Last September I had the idea to buy a few things and hold an open day here in the house. It was really successful. My friends brought their friends and so on, and it worked really well. So I took a table at the Pantiles farmers' market in town - and nobody came." She laughs. Undaunted, Hannah contacted Wealden Times a week before the Midwinter Fair last year. "There were no spaces left, but then, on the first day of the fair Joy (Adams from WT) phoned to let me know that one of the stallholders hadn't been able to make it to Bedgebury. We got there within the hour and sold everything!" The last open day at the house was a shared one, held jointly between Hannah and five other members of the Tunbridge Wells Mums in Business group, a monthly networking organisation that supports mothers running small businesses. "The other sellers were garden designer Karen McClure, interior designer Justine Hodgson-Barker, cake maker Angharad Llywelyn, florist Emma Mills, personal stylist Lyn Meek and Annabel Davies of Bella Jane Jewellery. It's a ticketed event so that everyone has enough space for it to be enjoyable and all donations go to chYps, a local children's hospice at home. 10% of my annual profit goes to Hospice in the Weald."

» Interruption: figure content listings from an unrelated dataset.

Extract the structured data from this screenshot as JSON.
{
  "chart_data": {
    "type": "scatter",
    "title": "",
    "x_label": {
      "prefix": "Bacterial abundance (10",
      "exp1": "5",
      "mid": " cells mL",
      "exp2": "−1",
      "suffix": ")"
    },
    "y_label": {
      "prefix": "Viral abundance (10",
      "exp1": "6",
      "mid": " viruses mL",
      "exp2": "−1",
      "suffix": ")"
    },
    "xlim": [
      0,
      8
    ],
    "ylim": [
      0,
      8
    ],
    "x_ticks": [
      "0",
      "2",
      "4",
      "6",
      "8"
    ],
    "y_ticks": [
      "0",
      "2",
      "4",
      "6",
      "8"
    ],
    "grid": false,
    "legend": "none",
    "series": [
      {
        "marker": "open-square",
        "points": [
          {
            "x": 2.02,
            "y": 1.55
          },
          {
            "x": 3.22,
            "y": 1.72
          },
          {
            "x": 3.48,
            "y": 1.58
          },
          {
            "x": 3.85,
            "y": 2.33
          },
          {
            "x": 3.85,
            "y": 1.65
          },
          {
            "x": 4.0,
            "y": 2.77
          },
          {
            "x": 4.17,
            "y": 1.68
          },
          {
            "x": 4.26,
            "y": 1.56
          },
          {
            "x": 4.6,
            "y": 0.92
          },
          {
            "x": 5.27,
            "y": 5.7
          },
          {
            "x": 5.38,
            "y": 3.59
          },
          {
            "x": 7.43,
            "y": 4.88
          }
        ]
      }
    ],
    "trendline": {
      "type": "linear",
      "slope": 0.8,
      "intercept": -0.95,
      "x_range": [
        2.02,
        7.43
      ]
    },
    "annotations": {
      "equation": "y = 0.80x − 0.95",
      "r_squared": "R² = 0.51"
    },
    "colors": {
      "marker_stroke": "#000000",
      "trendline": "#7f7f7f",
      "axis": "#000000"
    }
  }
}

The house is an ideal venue for the open days (it's also open by appointment) and although there is a 'shop' at one end, it's hard to see where the shop ends and the house starts. Hannah has one firm rule for the business: "I just buy things that I like and then if they don't sell it's not a problem." She chuckles. In fact it's often the opposite that happens and she regularly spends time sourcing replicas of her own possessions and furnishings. "I don't like old brown wood so I've painted quite a few pieces of furniture - the desk in one of the children's bedrooms and a stunning basin unit in the 'grown up' bathroom. "That was a bit of a fiddle at first - working out the exact height of the basin and taps and how it would all fit together. But now it's easy - these can be made to order if people want them." She has acquired quite a few new skills while getting things ready to sell. "I've learned how to mount prints. The posters and prints (Hannah sells original Enid Blyton prints and others from vintage children's books) look so much better when they're properly mounted."
There are a few things she's determined to hang on to though, including her collection of glassware in the children's bathroom. "You won't find any turquoise glass bottles or jars in the shop." Hannah laughs. "I keep all that. Turquoise and pink are my favourite colours," she adds. "They just work so well - with grey, with white, with light." White is used very effectively in this house - on the walls and the shelves in the shop (which can also be made to order), as a cool backdrop to the exuberantly cheerful colours of the objects in the shop (some so garishly retro that they're utterly wonderful) and to allow the more permanent pieces and furnishings to shine - the Calligaris dining table and chairs light up the centre of the house in a way that the original 'feature' fireplace couldn't. "Being built so solidly, it's a very warm house anyway," says Hannah, and there's also under-floor heating all through, running beneath the Amtico parquet-style flooring. 'OH HAPPY DAY' is the message on a framed print for sale in Hannah's shop - a present first given by Hannah to her husband (the gospel song of the same name was played as they left the church on their wedding day). When Hannah and her family moved here four years ago, I'm sure this house (if houses could sing) would have been singing that song.